Inverness Signs BetGoodwin Shirt Deal as EPL Bans Gambling

Inverness Caledonian Thistle signed a front-of-shirt sponsorship with online bookmaker BetGoodwin through May 2028; the Premier League will bar gambling shirt sponsors from August.

Inverness Caledonian Thistle has agreed a front-of-shirt sponsorship with online bookmaker BetGoodwin that runs to May 2028. The deal will place the BetGoodwin logo on shirts as the club prepares to return to the Scottish Championship after winning League One.

The agreement comes after a season in which Inverness recorded losses of £1.7 million for 2023/24 and entered administration in October 2024. The club released five players and manager Duncan Ferguson departed when administrators took control. No buyer submitted an accepted offer by the formal sale deadline in March 2025, and the club continued operating with roughly £1 million in financial support from former chairman Alan Savage.
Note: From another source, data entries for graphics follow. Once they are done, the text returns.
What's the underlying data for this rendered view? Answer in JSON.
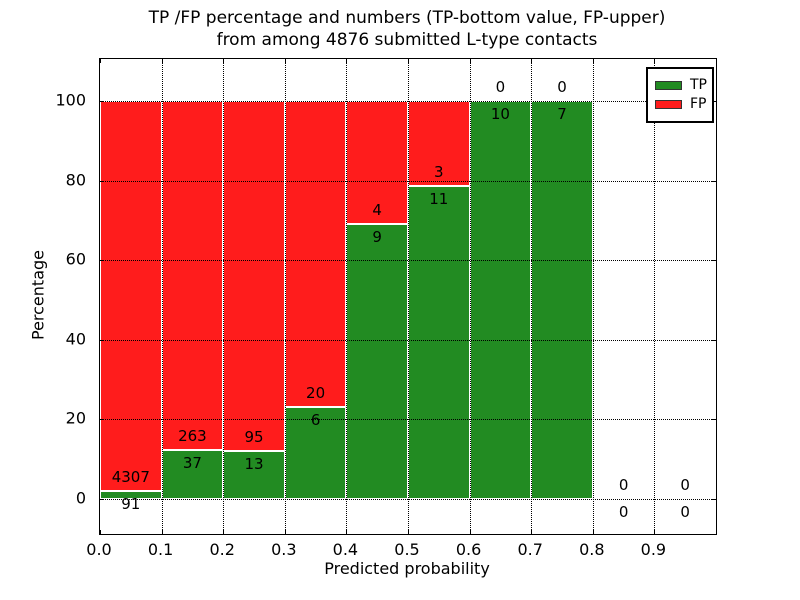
{
  "title_line1": "TP /FP percentage and numbers (TP-bottom value, FP-upper)",
  "title_line2": "from among 4876 submitted L-type contacts",
  "legend": {
    "items": [
      {
        "label": "TP",
        "color": "#228b22"
      },
      {
        "label": "FP",
        "color": "#ff1c1c"
      }
    ]
  },
  "chart_data": {
    "type": "bar",
    "stacked": true,
    "title": "TP /FP percentage and numbers (TP-bottom value, FP-upper) from among 4876 submitted L-type contacts",
    "xlabel": "Predicted probability",
    "ylabel": "Percentage",
    "total_submitted_contacts": 4876,
    "x_bin_edges": [
      0.0,
      0.1,
      0.2,
      0.3,
      0.4,
      0.5,
      0.6,
      0.7,
      0.8,
      0.9,
      1.0
    ],
    "x_tick_labels": [
      "0.0",
      "0.1",
      "0.2",
      "0.3",
      "0.4",
      "0.5",
      "0.6",
      "0.7",
      "0.8",
      "0.9"
    ],
    "y_tick_labels": [
      "0",
      "20",
      "40",
      "60",
      "80",
      "100"
    ],
    "y_tick_values": [
      0,
      20,
      40,
      60,
      80,
      100
    ],
    "xlim": [
      0.0,
      1.0
    ],
    "ylim": [
      -8.8,
      110.6
    ],
    "grid": "dotted",
    "legend_position": "upper right",
    "series": [
      {
        "name": "TP",
        "color": "#228b22",
        "counts": [
          91,
          37,
          13,
          6,
          9,
          11,
          10,
          7,
          0,
          0
        ],
        "pct": [
          2.1,
          12.3,
          12.0,
          23.1,
          69.2,
          78.6,
          100,
          100,
          0,
          0
        ]
      },
      {
        "name": "FP",
        "color": "#ff1c1c",
        "counts": [
          4307,
          263,
          95,
          20,
          4,
          3,
          0,
          0,
          0,
          0
        ],
        "pct": [
          97.9,
          87.7,
          88.0,
          76.9,
          30.8,
          21.4,
          0,
          0,
          0,
          0
        ]
      }
    ]
  }
}
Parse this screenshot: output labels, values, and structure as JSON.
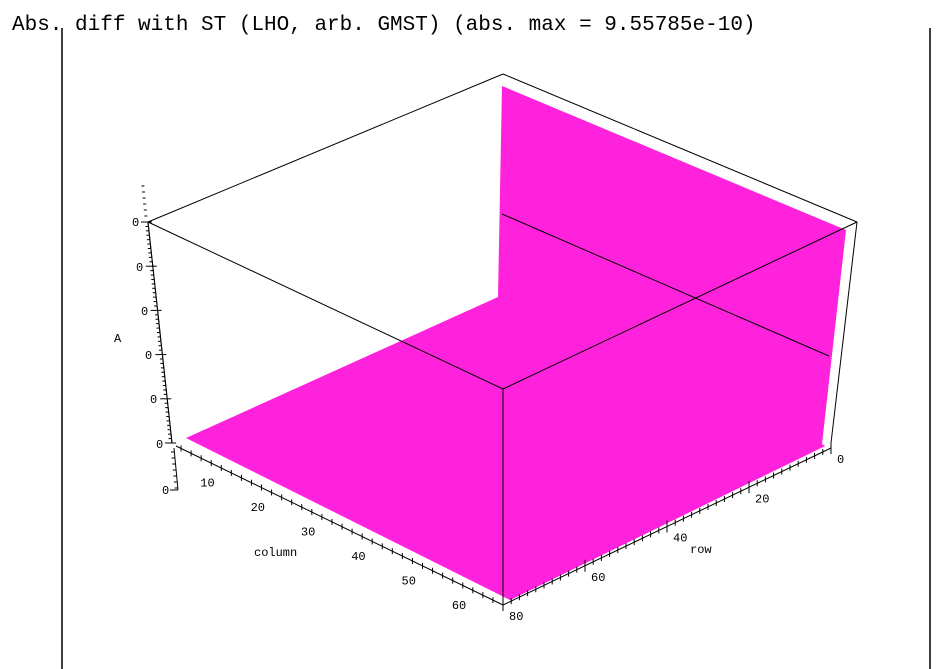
{
  "chart_data": {
    "type": "surface3d",
    "title": "Abs. diff with ST (LHO, arb. GMST) (abs. max = 9.55785e-10)",
    "xlabel": "column",
    "ylabel": "row",
    "zlabel": "A",
    "x_ticks": [
      "10",
      "20",
      "30",
      "40",
      "50",
      "60"
    ],
    "y_ticks": [
      "0",
      "20",
      "40",
      "60",
      "80"
    ],
    "z_ticks": [
      "0",
      "0",
      "0",
      "0",
      "0",
      "0",
      "0"
    ],
    "xlim": [
      0,
      65
    ],
    "ylim": [
      0,
      80
    ],
    "surface_color": "#ff22dd"
  }
}
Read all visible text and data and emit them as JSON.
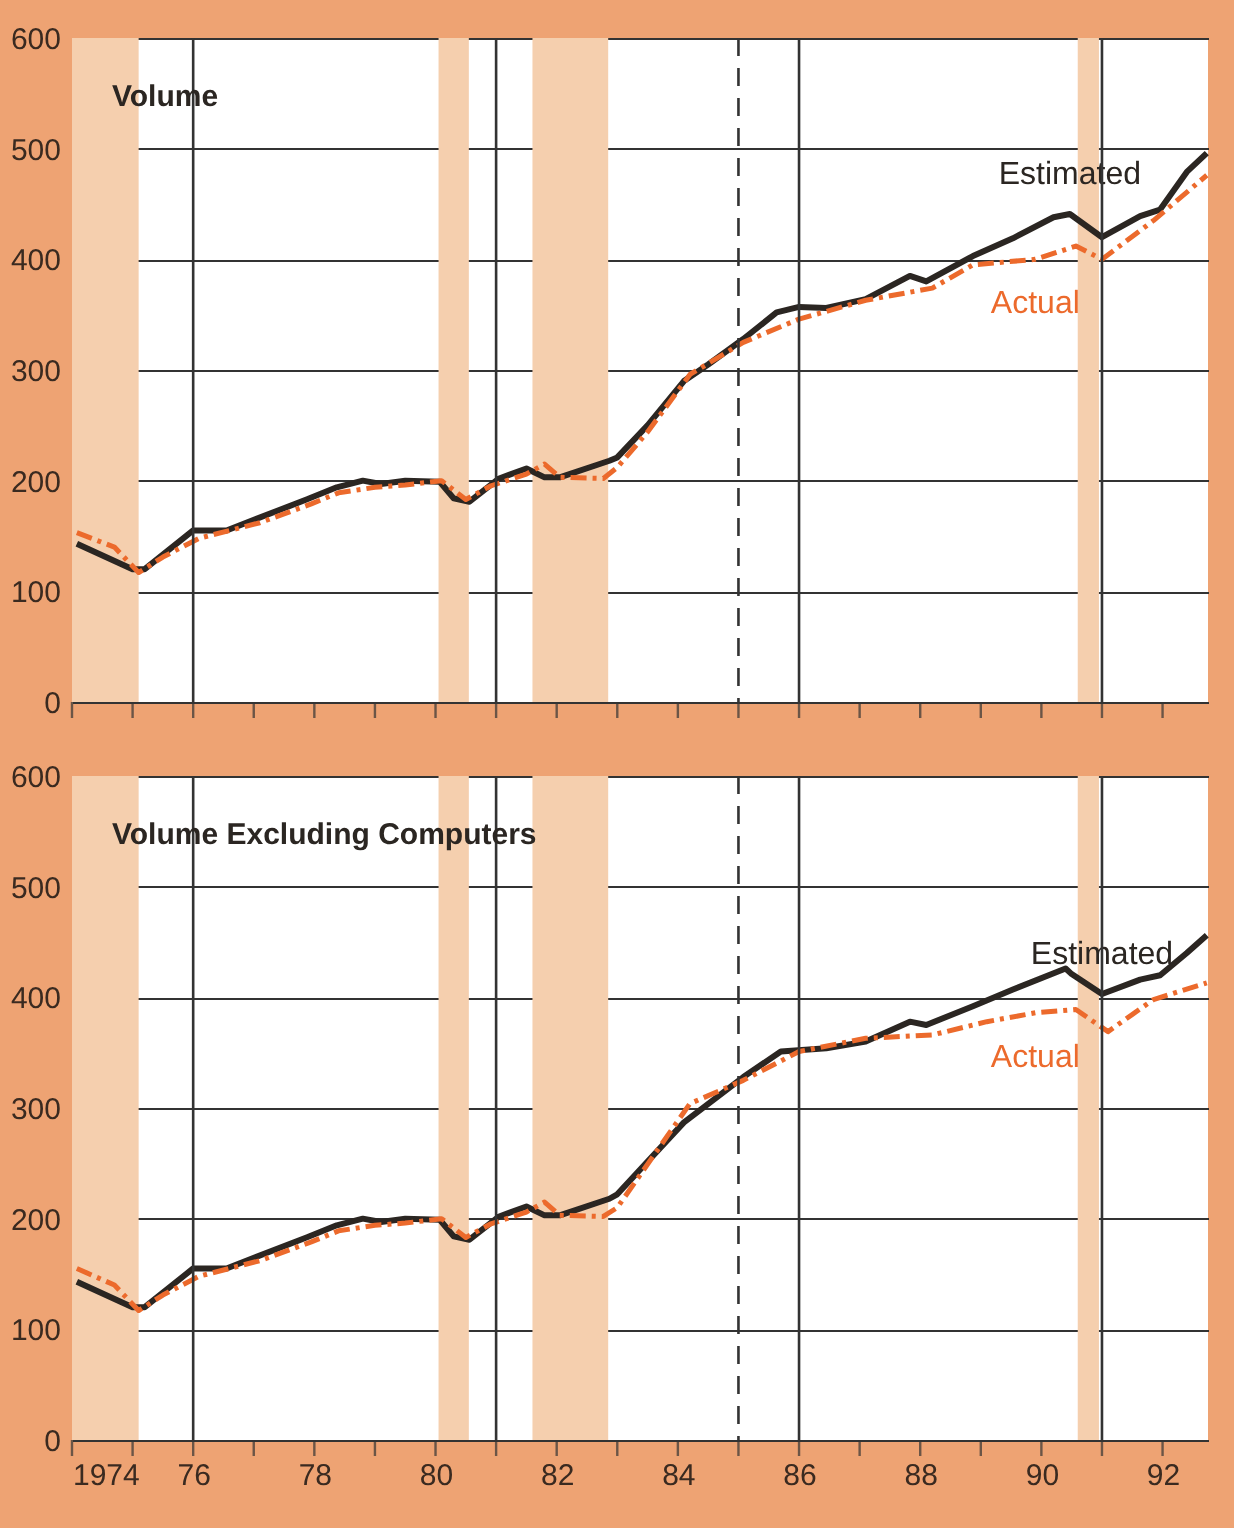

The English Premier League will prohibit gambling companies from appearing on front-of-shirt positions from the start of the new season in August. The restriction applies only to the top tier. At the start of the current season, 11 of 20 Premier League clubs carried gambling operators on their shirts; analysts estimate those deals were worth about £90 million a year in total. Some top-flight teams have negotiated lower-value replacements or shifted gambling partners to sleeve sponsorships, where allowed.

Clubs outside the Premier League face different commercial conditions. The English Football League has no ban on gambling shirt sponsorship; Sky Bet sponsors the Championship, League One and League Two under a contract through 2029 valued at about £40 million a year. Six Championship clubs began the season with gambling operators as their main shirt sponsor. The Scottish Premiership has not adopted a league-wide ban: Celtic is partnered with Dafabet, Rangers with Unibet and 32Red, and Dundee United with QuinnCasino. SPFL chief executive Neil Doncaster has said the league has no plans for a blanket ban.

Financial reports show pressure on lower-tier clubs. Deloitte’s 2023/24 review recorded an average pre-tax loss of £5.2 million for English League One clubs. The Championship reported aggregate operating losses of £411 million and total net debt around £1.5 billion. Surveys of Scottish football note average attendances in the Championship and lower divisions typically range from about 1,000 to 6,000, and financial distress is concentrated in lower tiers.

BetGoodwin is owned by Goodwin Racing, a family-run firm with horse-racing roots dating to 1997; the BetGoodwin online platform launched in 2022. For many smaller clubs, gambling operators remain among the sponsors willing to pay higher fees for front-of-shirt visibility.

Campaigners are calling for stricter limits on gambling advertising in sport. The Independent Football Regulator in England is reviewing potential rule changes, the U.K. government opened a consultation on banning unlicensed gambling operators from sports sponsorship, and industry bodies have highlighted the potential growth of offshore, unlicensed sponsors by the end of 2027.